Three years later, in 1937, the Pittman-Robertson Act was passed with strong hunter support and cooperation from state and federal government, conservation groups and the firearms industry. The act created an excise tax on firearms and ammunition, which is paid by the manufacturer and factored into the cost of the product. These dollars are deposited into the Federal Aid in Wildlife Restoration Account. Funds from the account are available to states in the form of grants to support conservation-related initiatives. Since 1937, more than $6.4 billion have been raised and devoted to everything from wildlife restoration projects and hunter education to shooting range development.  

Perhaps the most persuasive of all conservation voices was that of Aldo Leopold.  A rarity in the academic world—a professor with a strong streak of practicality—Leopold recognized the vital role of wildlife management.  More than that, he practiced it on the 80 acres he purchased in central Wisconsin that were logged, burned over, and overgrazed. He used that tract as a testing ground for this theories and management practices.  The result was a monumental book on closeness to the land and man’s interaction with the natural world, A Sand County Almanac.  Compelling in its arguments and delightful reading as well, it is a book that belongs in every conservationist’s library. More than that, it is a work every hunter should read and re-read.  Leopold is often mentioned as an icon by tree-hugging types with decidedly negative views of sport hunting and wildlife management. However, it should always be remembered that Leopold was an avid sportsman who rightly recognized the crucial role hunters could play in conservation.  Leopold’s example, building and expanding on that of TR, Grinnell, and others, set an example that inspired succeeding generations of both professional wildlife managers and sporting scribes.  

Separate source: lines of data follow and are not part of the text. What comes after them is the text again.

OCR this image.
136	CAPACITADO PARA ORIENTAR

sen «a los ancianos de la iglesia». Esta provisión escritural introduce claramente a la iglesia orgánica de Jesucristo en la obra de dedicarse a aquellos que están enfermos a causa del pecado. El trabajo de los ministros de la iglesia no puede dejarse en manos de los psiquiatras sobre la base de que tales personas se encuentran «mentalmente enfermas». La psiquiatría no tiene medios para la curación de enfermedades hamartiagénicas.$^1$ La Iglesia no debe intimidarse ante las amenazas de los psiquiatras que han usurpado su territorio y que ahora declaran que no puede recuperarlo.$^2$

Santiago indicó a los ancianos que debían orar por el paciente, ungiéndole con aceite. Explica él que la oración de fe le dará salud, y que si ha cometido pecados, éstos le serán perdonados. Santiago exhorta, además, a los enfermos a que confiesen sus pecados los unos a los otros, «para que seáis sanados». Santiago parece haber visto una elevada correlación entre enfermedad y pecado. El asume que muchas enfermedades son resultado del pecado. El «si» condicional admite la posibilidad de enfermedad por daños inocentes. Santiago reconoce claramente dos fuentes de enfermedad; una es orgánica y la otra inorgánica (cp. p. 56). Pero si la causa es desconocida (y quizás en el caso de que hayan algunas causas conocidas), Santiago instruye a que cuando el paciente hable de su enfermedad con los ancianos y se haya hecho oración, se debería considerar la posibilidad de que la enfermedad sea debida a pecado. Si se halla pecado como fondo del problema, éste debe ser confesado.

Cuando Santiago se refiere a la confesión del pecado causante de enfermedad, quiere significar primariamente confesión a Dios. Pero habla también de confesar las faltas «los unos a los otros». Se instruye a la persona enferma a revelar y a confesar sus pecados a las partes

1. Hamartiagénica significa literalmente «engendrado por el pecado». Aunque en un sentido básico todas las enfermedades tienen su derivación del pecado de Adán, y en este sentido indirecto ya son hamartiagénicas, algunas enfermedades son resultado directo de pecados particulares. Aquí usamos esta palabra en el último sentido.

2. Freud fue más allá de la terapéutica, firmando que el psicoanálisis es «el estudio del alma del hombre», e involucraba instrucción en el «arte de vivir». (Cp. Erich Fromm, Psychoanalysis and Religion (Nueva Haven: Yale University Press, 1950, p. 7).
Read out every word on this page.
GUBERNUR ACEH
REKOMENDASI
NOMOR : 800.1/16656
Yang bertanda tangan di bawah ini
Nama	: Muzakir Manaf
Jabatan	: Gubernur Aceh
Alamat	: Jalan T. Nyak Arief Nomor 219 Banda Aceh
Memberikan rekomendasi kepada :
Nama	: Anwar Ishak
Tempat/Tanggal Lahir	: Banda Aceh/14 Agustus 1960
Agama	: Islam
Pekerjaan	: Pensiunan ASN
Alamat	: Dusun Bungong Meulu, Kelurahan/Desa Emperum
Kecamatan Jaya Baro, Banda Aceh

By the time of the Great Depression and Leopold’s heyday (he died all too early, succumbing to a heart attack while fighting a fire on a neighbor’s land) the concept of fair chase; a firm belief in the importance of protecting game through seasons, bag limits, and hunter licensing; and awareness of the hunter’s role as a conservationist were solidly in place.  From these developments, along with the ongoing work of the Boone and Crockett Club, came awareness that hunters could and should make a difference in wildlife management and conservation.  Today’s nonprofit conservation organizations—groups such as Ducks Unlimited, Quality Deer Management Association,  National Wild Turkey Federation, Delta Waterfowl, Pheasants Forever, Quail Unlimited, Rocky Mountain Elk Foundation, Mule Deer Foundation and others—continue to travel along the road pioneered by early conservationists.

With the emergence of conservation organizations there also was a movement within the ranks of sporting scribes. During what might be termed the golden era of American outdoor writing, from the 1930s to the 1970s, authors of that day heralded the importance of conservation.  You see it in the articles and books of grand outdoor writers such as Archibald Rutledge (there’s no finer statement of the hunting ethic than his piece, Why I Taught My Boys to Be Hunters), Corey Ford, Jack O’Connor, Robert Ruark, Gordon MacQuarrie, Nash Buckingham (his story, The Prodigal Years, is a telling self-indictment for overshooting ducks), Charlie Elliott, and others.  

All of us need to be mindful of the legacy pioneers in the field of conservation have left us, never mind whether they did in through example, leadership, the printed word, or in some other fashion.  Those who paved the way gave us something precious.  It is our duty to make it something lasting.